Nebraska’s sports teams are called the Cornhuskers for a good reason: It is the state’s cash crop. The state’s farmers plant more than 60,000 acres of popcorn each year and produce almost 120 million pounds of it.
Nationally, Americans eat more than 13 billion quarts of popcorn per year, an average of 40 quarts per person. Which apparently got a researcher to wondering: How would different strains of popcorn affect the body?
A Nebraska Ph.D. student used new varieties developed by a professor to explore the issue of how they affected human intestinal microbes. The new varieties were based on “naturally occurring changes within a small number of genes that influence the amount and kind of protein in the popcorn kernels.”
The result was unexpected. Compared to the popcorn people eat today, the new varieties induced the intestinal microbes to produce much more of something called butyrate, which a press release said is “a short-chain fatty acid shown to promote health in humans.”
Further, the microbes known to produce butyrate became more abundant compared to those exposed to regular popcorn.

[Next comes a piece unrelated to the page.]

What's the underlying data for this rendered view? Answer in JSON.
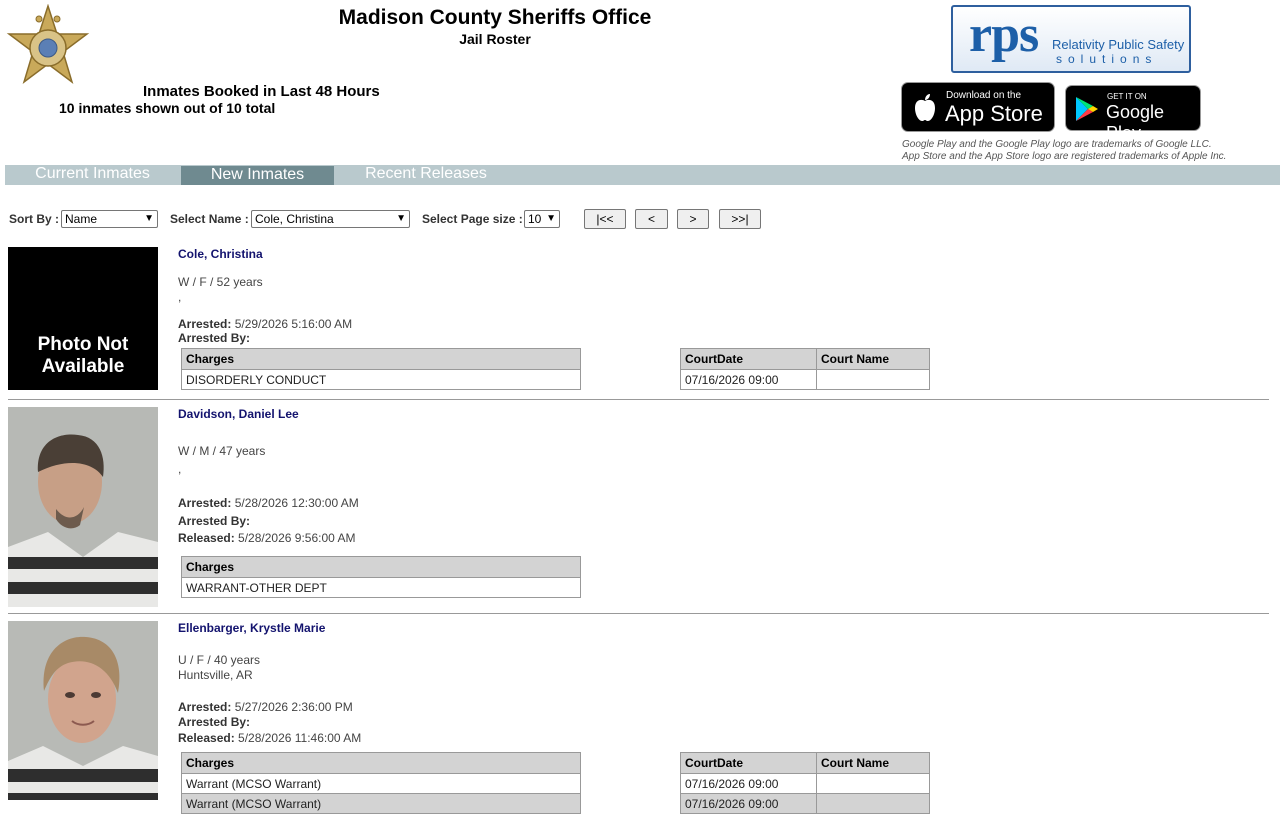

Here’s the real-world potential of this research: Increased production of butyrate can strengthen the intestinal lining, improve metabolism and help with appetite control. Other studies say more butyrate also can reduce cholesterol levels and disease susceptibility.
The work involved in vitro fermentation instead of actually giving new popcorn strains to people. But Nebraska Food for Health researchers hope to begin clinical studies of these results in the future. It will be interesting to see what turns up in the popcorn of the future.
And now to another fine snack: Skittles, for which the old Lay’s potato chip slogan, “Nobody can eat just one,” properly applies.
It turns out that a California man this month sued the company that makes Skittles, claiming its continued use of titanium dioxide as a food coloring agent makes the candy unfit for human consumption.
Humans of all ages enjoy tasting the rainbow that is inside any bag of Skittles. So going to court seems like a fairly extreme reaction.
However, the company said in 2016 that it would phase out artificial coloring, including titanium dioxide. It hasn’t done it yet for Skittles.
While Europe has banned that chemical, the United States has not. Hopefully the company follows through with its promise to use a natural coloring and keep Skittles lovers happy.